Руки свободно двигались в рукавах скафандра. Пальцы почти совсем не ощущали перчаток из такой же самой ткани, так и скафандр, но более тонкой. Василий совсем легко на ощупь находил нужные ему вещи. Он сразу, например, нашел ту самую рукоятку электрической грелки, включить которую посоветовал ему Гуро. Грелка эта была, вероятно, внутри ткани костюма, потому что едва только Василий включил ее, как приятное тепло нежно разлилось по всему его телу — от концов пальцев на руках до ногтей на пальцах ног.
Что очень хотелось найти Василию — это радиоустановку в скафандре, благодаря которой было можно разговаривать с товарищами. Ведь в шлеме должны были находиться и микрофон, и телефон, если не громкоговоритель. Это Василий понимал хорошо — недаром же он пользовался славой опытного радиолюбителя. Но найти все это ему не удавалось — очевидно, потому, что все детали были очень малы и хорошо укрыты в стенках шлема.
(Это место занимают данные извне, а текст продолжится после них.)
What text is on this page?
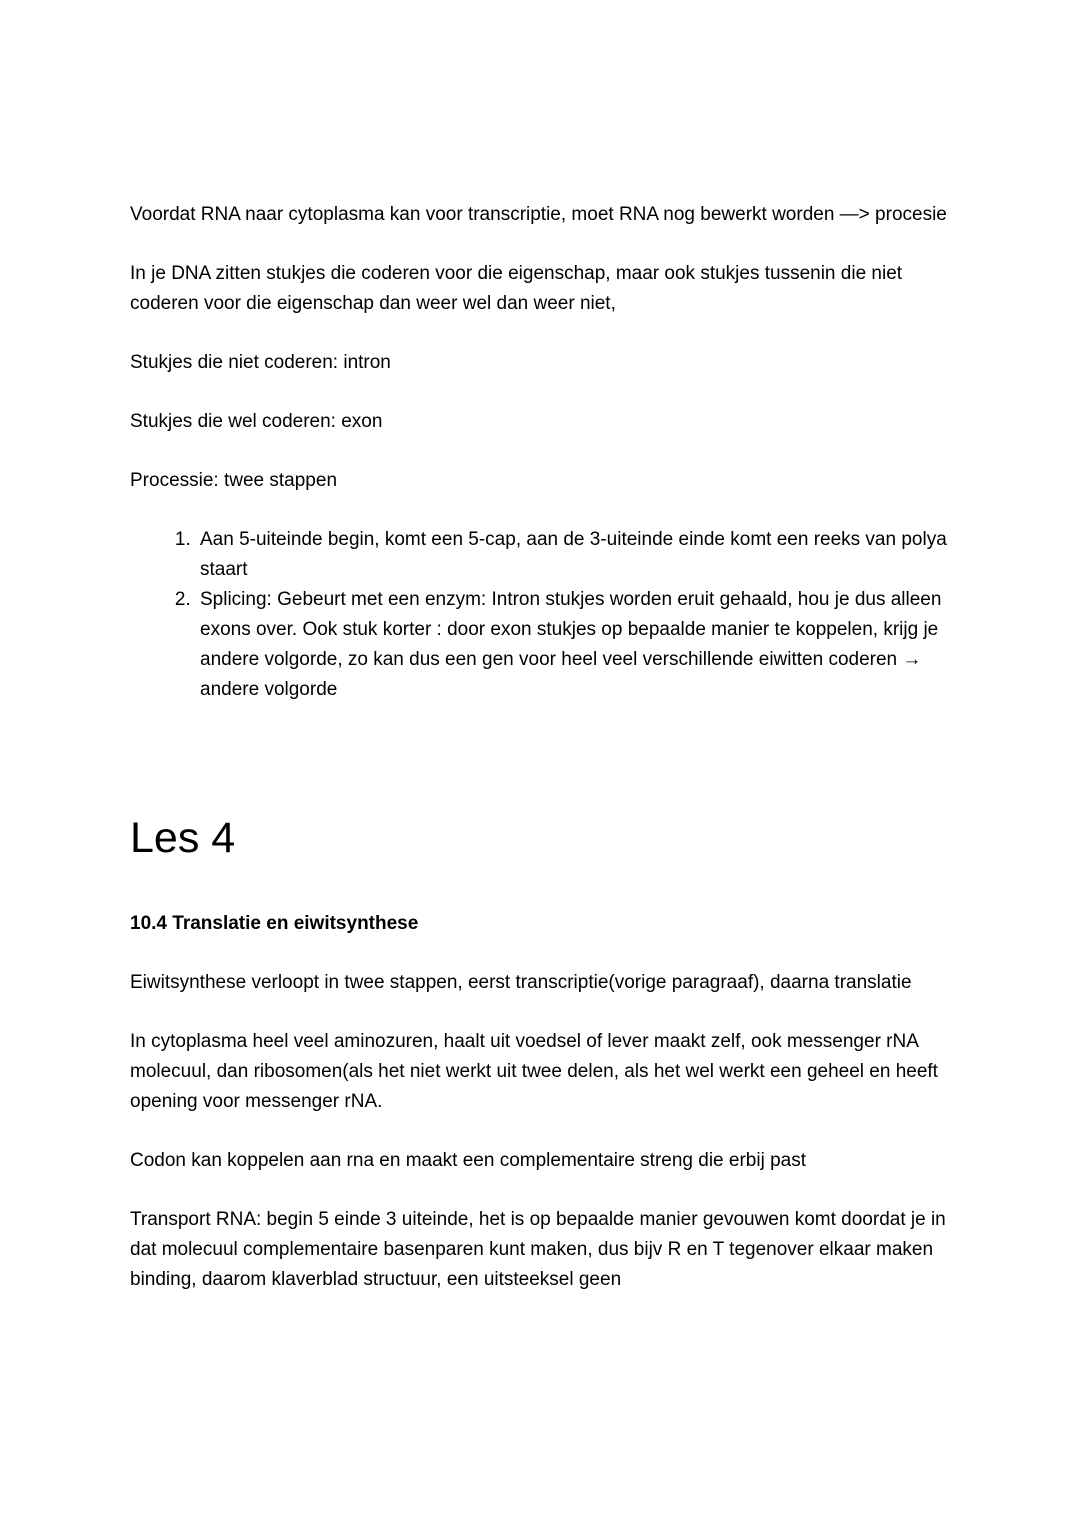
Voordat RNA naar cytoplasma kan voor transcriptie, moet RNA nog bewerkt worden —> procesie

In je DNA zitten stukjes die coderen voor die eigenschap, maar ook stukjes tussenin die niet coderen voor die eigenschap dan weer wel dan weer niet,

Stukjes die niet coderen: intron

Stukjes die wel coderen: exon

Processie: twee stappen

1. Aan 5-uiteinde begin, komt een 5-cap, aan de 3-uiteinde einde komt een reeks van polya staart
2. Splicing: Gebeurt met een enzym: Intron stukjes worden eruit gehaald, hou je dus alleen exons over. Ook stuk korter : door exon stukjes op bepaalde manier te koppelen, krijg je andere volgorde, zo kan dus een gen voor heel veel verschillende eiwitten coderen → andere volgorde
Les 4

10.4 Translatie en eiwitsynthese

Eiwitsynthese verloopt in twee stappen, eerst transcriptie(vorige paragraaf), daarna translatie

In cytoplasma heel veel aminozuren, haalt uit voedsel of lever maakt zelf, ook messenger rNA molecuul, dan ribosomen(als het niet werkt uit twee delen, als het wel werkt een geheel en heeft opening voor messenger rNA.

Codon kan koppelen aan rna en maakt een complementaire streng die erbij past

Transport RNA: begin 5 einde 3 uiteinde, het is op bepaalde manier gevouwen komt doordat je in dat molecuul complementaire basenparen kunt maken, dus bijv R en T tegenover elkaar maken binding, daarom klaverblad structuur, een uitsteeksel geen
Внезапно снова открылись двери. В них появились фантастические фигуры Гуро и Сокола. Гуро аккуратно закрыл двери; выскочили из пазов и нажали на двери автоматические кривые рычаги. Гуро проверил еще раз, опасаясь случайной щели. Затем он обратился к Василию.
— Соскучился, паренек? — ласково, хотя слегка иронически прозвучал его голос. — Ну, ничего, уже конец. Вадим, впускайте воздух. Хочется уже снять этот костюмчик…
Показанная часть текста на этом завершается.